There has been some considerable ink spilled over Canadian consumer debt to income ratios (I am not providing the links; that is why god invented google). I am one of these rare (in the aggregate but not rare) Canadians which has a debt to income ration of around 70%. The down side, for both me and my creditors, is that none of it is secured. So I made an appointment with a bank representative to see if there was some way to consolidate all the different unsecured debt into a nice little package with a fixed (low) interest rate and fixed payment schedule with the agreement that I would cancel all but my banks credit card which is unencumbered. The answer was yes it is possible but the interest rate is going tobe on average higher than the different rates on all my debt. About half my debt is at 5.5% the other half at 10% and the consolidation loan was the high end of 9%. All this, in an environment in which the central bank rate is 1%.

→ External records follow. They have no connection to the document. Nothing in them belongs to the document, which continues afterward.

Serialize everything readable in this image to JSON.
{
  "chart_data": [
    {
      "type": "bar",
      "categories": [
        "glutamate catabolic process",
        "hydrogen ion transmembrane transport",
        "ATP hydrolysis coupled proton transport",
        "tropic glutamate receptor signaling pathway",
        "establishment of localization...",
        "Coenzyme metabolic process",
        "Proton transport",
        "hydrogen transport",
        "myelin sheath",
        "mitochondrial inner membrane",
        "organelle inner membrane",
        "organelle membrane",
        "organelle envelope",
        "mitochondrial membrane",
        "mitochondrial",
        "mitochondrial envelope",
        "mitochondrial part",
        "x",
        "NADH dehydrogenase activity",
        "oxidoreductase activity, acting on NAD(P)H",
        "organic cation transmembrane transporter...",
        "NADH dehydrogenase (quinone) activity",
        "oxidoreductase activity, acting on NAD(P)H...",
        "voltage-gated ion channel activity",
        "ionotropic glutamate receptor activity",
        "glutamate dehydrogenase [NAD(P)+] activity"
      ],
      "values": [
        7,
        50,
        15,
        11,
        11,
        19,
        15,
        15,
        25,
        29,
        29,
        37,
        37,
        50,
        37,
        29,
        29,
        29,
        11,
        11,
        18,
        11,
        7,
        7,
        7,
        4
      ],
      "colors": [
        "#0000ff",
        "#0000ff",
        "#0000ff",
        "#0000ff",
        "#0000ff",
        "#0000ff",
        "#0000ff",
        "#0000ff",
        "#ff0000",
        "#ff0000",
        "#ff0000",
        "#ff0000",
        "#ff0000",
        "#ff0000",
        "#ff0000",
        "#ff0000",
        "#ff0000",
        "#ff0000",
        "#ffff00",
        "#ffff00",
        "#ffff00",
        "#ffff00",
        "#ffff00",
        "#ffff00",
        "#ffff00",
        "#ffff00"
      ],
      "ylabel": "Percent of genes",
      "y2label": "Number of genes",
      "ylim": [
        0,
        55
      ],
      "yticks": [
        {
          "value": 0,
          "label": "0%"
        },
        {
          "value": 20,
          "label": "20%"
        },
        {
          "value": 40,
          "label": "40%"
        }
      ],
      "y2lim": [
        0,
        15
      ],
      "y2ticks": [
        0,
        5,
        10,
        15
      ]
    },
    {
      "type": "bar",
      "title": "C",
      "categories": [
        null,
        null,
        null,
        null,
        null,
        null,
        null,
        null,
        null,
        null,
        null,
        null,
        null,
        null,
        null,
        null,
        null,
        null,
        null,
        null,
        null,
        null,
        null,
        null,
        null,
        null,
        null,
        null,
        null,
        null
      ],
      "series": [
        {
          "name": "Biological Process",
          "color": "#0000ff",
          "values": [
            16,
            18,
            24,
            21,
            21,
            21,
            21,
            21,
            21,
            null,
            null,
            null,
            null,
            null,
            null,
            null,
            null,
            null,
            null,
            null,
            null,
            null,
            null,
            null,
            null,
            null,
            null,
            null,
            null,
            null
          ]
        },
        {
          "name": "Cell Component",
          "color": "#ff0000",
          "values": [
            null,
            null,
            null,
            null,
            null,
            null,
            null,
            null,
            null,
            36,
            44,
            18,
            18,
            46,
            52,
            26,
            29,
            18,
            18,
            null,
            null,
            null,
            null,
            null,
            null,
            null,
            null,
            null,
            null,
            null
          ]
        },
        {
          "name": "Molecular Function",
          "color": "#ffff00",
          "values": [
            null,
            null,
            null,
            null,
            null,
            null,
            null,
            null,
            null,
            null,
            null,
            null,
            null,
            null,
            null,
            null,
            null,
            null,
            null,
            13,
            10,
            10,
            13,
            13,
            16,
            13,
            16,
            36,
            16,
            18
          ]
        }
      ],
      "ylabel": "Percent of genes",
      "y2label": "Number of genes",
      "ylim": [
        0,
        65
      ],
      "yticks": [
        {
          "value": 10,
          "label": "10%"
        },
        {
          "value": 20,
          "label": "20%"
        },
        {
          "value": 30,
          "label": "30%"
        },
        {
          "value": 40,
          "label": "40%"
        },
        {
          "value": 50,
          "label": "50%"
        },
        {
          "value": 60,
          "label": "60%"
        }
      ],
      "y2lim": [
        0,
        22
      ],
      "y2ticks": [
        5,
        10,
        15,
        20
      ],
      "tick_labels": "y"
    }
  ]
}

That is an 8% spread. If the government really wants to get debt to income ratios down and does not want serious deleterious effects on aggregate demand then it should empower the BOC to offer consolidation loans at 1.5% with the proviso that they are structured over a maximum of 5 years and no consumer credit lines can be taken up by the borrower for the term of the consolidation loan. Further, to back stop against the plaint that these are unsecured, the legislation can be past that effectively secures them. Here is how: take them out of bankruptcy provisions and empower revenue Canada to pursue payments via forfeiture of all tax credits until the balance is paid in full.
So what is the benefit to Canadians? The ability to individually deleverage without killing aggregate demand. This of course is far too pragmatic so it has no chance between two hockey sticks an E and two Ls of getting traction. But it does suggest that there are still some non-revolutionary options left on the table .
Of course we could always just wait for bankruptcy provisions to solve the problem and or a long protracted period of reduced aggregate domestic demand.